Ci accompagnò fino in paese, con la sua vecchia Graziella. Povero Gino. Mia madre, una mattina d’aprile, venne a svegliarmi agitatissima.
«Dario, sveglia! Sai cosa è successo?»
L’avevano trovato riverso in un fosso, con la sua bicicletta. Ad un metro, anche meno, la sua borsa e quella canna di bambù che tante volte avevo visto piegarsi sotto il peso di qualche grosso pesce. Era lì da due giorni. Un maledetto pirata della strada lo aveva ucciso mentre rincasava. Piangemmo insieme, sull’altare, io dalle ampolline, Elena dai campanelli. L’avevano ucciso mentre tornava dopo aver fatto la cosa che più amava. Conoscevo già la morte, ma quella volta capii quanto terribile essa possa essere, quanto male possa fare. Fu solo la prima volta, purtroppo. La testa mi fa male, il pacchetto è quasi vuoto. Poco importa, tanto ho finito il gas nell’accendino. Dovrei uscire a comprarne uno, ma forse ho ancora qualche cerino nel cassetto. Non ho voglia di uscire al sole, di sentire il calore sulla pelle, quel calore così diverso dal gelo che porto dentro. I miei sono andati via e non torneranno prima di una decina di giorni.

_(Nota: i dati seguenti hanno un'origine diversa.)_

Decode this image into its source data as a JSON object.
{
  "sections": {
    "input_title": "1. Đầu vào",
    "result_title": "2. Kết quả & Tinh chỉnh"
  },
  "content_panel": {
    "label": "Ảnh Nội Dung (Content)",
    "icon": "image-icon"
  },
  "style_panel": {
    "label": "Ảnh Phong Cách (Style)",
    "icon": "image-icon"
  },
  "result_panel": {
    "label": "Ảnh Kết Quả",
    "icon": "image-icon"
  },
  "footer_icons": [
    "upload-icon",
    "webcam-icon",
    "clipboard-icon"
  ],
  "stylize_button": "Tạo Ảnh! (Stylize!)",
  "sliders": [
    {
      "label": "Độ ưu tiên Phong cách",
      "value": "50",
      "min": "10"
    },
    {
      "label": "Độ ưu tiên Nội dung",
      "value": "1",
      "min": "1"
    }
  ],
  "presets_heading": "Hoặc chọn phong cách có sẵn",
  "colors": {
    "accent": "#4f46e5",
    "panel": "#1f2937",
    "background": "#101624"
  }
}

Ho tutto il tempo, ma ci sono momenti nei quali mi auguro che tornino prima del previsto, aprendo la porta silenziosamente e gridando «Sorpresa!» come quando ero bambino. I genitori vivono per i figli, cercano di dare loro il meglio, si specchiano nei loro occhi, spesso si accollano i loro problemi. Non si meritano certe cose. Proprio no. Sento che la cosa che mi morde dentro sta crescendo, si sta nutrendo della mia paura, mi sta bucando là dove tutti hanno il cuore, dove anche io l’ho avuto. Non mi importa di sembrare, o di essere, pazzo. Vorrei soltanto liberarmi da una serie di pesi che ho accumulato nel corso degli anni. Vorrei solo che la mia esperienza servisse ad uccidere la cosa che è in me e, ne sono convinto, in migliaia di altre persone. Fino a qualche anno fa sapevo con chi sfogarmi, ma non avevo quasi preoccupazioni, non avevo motivi per lamentarmi. Avrei bisogno di lei, ora.
«Elena, ho un problema!»
«Beh? Cosa stai aspettando? Parliamone!»
Sempre un sorriso. Sempre la solita, stupenda, disponibilità.

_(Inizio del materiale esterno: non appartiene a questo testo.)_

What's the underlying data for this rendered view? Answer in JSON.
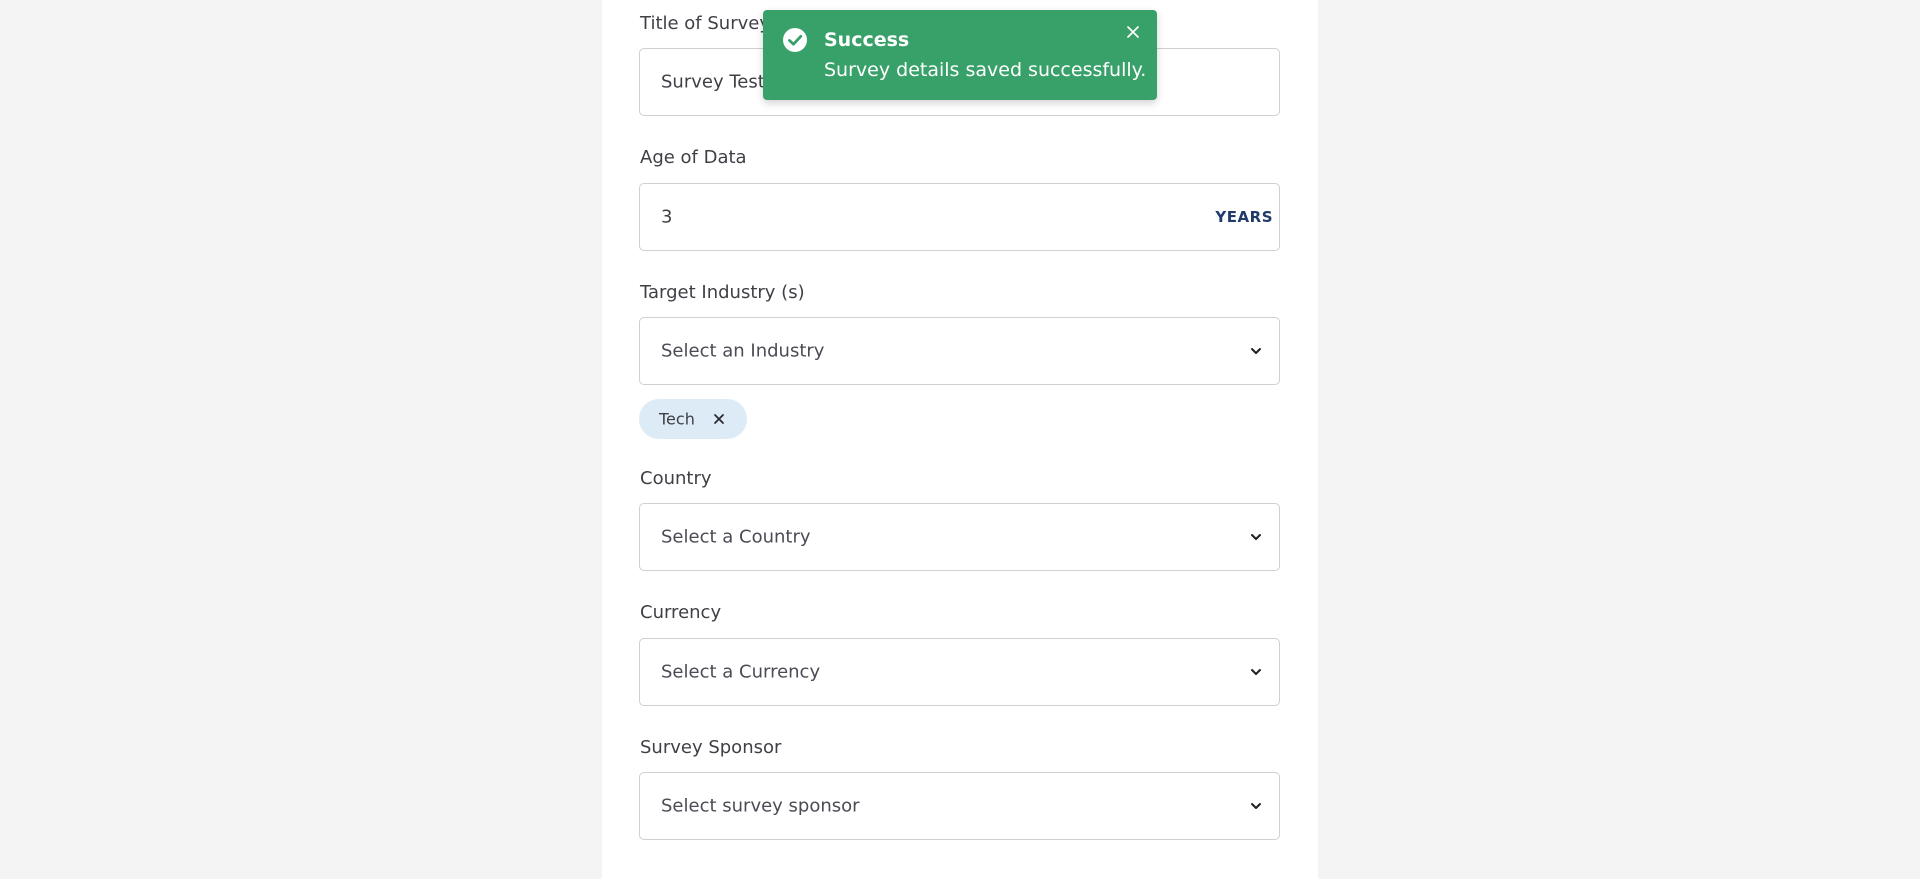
{
  "form": {
    "title_of_survey": {
      "label": "Title of Survey",
      "value": "Survey Test"
    },
    "age_of_data": {
      "label": "Age of Data",
      "value": "3",
      "unit": "YEARS"
    },
    "target_industry": {
      "label": "Target Industry (s)",
      "placeholder": "Select an Industry",
      "selected_chips": [
        "Tech"
      ]
    },
    "country": {
      "label": "Country",
      "placeholder": "Select a Country"
    },
    "currency": {
      "label": "Currency",
      "placeholder": "Select a Currency"
    },
    "survey_sponsor": {
      "label": "Survey Sponsor",
      "placeholder": "Select survey sponsor"
    }
  },
  "toast": {
    "title": "Success",
    "message": "Survey details saved successfully.",
    "icon": "check-circle-icon",
    "close_icon": "close-icon",
    "background_color": "#38a169"
  },
  "colors": {
    "page_background": "#f4f4f4",
    "panel_background": "#ffffff",
    "input_border": "#cfcfd4",
    "chip_background": "#dcebf5",
    "unit_text": "#1f3a6b"
  }
}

«Dario, senti, dovrei chiederti un consiglio.»
Poche volte l’ho sentita pronunciare quella frase. Troppo discreta, forse anche troppo orgogliosa per chiedere. Non per confidarsi. Per chiedere. Io sapevo praticamente tutto di lei, lei altrettanto di me. I piccoli segreti, quelli che ognuno di noi ha, venivano fuori soltanto così, con una richiesta d’aiuto, di un consiglio. Era l’unico modo che avevamo per vincere le nostre piccole vergogne. Per chi lo vive da fuori, un rapporto simile può sembrare finto, di plastica. No. Non eravamo marionette mosse da un abile burattinaio che può far credere che in un pezzo di legno ci sia la vita. Eravamo schietti, sinceri. Troppo. A volte troppo tardi. In un certo qual senso sono stato sincero anche dopo. In un modo sicuramente diverso rispetto a quell’età indimenticabile. Gli anni più vicini, purtroppo, coprono i bei ricordi. Non hanno colori, i suoni sono metallici, sgradevoli da sentire. Davanti ai miei occhi ho una sua immagine sorridente. I capelli al vento, bagnati, l’ombra delle fronde sopra alla sua testa. Lei seduta, io sdraiato sulla stuoia che da qualche tempo ci portavamo al fiume.